While the donation of medical equipment often arises from the most noble of intentions, donation produces its own problems.

  • Training and local-language documentation is often not available.
  • There is no provision for maintenance of equipment.
  • Much equipment requires expensive and specialised consumables not available in many developing countries.
  • A once-off donation provides no mechanism for ongoing access to evolving technologies.
  • Isolated donations result in incompatible systems being used in parallel within organisations and health structures.
  • Infrastructure is often of poor quality, such as unreliable or absent mains power supplies - an environment that most medical equipment is not suited for.
  • Equipment is often inappropriate for local use, being produced for use within a Western context.
  • Intellectual property laws, equipment patents and commercial secrecy heavily restrict use of Western equipment. Equipment is thus unable to be adapted, unable to be improved and unable to be extended to be made more locally useful.
  • While an initial donation may be free, future replacement or upgrade is prohibitively expensive.
  • Commercial medical equipment companies have little interest in supporting the use of their products in the comparatively poorly profitable markets of developing countries.
  • Donation is a one-way exchange and fosters a culture of dependence and a false belief in the inherent superiority of Western equipment and innovation.

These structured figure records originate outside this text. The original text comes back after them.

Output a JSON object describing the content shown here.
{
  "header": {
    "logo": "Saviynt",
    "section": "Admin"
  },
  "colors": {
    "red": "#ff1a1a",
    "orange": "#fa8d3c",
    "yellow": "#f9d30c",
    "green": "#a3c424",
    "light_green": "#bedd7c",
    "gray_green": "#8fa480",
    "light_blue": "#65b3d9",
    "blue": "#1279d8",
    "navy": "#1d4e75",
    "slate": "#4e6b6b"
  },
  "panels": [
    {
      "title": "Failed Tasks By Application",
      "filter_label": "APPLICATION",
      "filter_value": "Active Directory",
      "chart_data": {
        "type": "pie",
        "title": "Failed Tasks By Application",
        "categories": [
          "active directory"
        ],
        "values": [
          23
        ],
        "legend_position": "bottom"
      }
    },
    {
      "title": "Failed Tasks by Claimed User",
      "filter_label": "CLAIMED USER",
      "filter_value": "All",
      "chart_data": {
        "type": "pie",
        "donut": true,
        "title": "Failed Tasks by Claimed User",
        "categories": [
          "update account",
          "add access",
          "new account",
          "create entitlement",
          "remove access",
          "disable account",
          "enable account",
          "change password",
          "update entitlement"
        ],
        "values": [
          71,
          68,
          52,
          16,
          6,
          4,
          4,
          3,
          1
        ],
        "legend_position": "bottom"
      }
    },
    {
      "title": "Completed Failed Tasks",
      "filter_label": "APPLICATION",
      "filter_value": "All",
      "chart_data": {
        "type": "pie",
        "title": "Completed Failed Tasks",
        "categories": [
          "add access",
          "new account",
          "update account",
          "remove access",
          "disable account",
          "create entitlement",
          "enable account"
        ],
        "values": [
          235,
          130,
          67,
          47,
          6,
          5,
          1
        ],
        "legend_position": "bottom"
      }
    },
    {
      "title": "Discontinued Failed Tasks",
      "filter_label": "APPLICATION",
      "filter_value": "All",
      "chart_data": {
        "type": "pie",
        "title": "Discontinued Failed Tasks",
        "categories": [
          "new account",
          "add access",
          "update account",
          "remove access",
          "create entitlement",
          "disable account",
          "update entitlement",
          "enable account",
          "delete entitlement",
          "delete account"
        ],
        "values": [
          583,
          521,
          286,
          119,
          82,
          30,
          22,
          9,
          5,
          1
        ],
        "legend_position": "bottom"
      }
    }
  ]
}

The jfish Project seeks to address these problems.

Why do this? - The Socio-political Answer

Many established and ubiquitous monitoring technologies are based upon research and development originally conducted in publicly funded institutions. Of equal significance, these technologies are often based upon quite simple science and well-established engineering principles, hardly justifying the high cost that public health systems throughout the world must pay for access to such technology.

Recent new technologies enforce an even higher level of restriction and control. Many of these new technologies are founded upon the commodification of public goodwill and resources, yet commercial motivations apply limits to subsequent public and professional access.

The jfish Project does not seek to compete against such commercial forces, nor to undermine in anyway the many significant medical advances made by these companies. We merely aim to provide a safe and reliable alternative for the members of the world’s population who are economically marginilised and do not have access to many of the technologies considered essential to the provision of quality anaesthetic care in the developed world.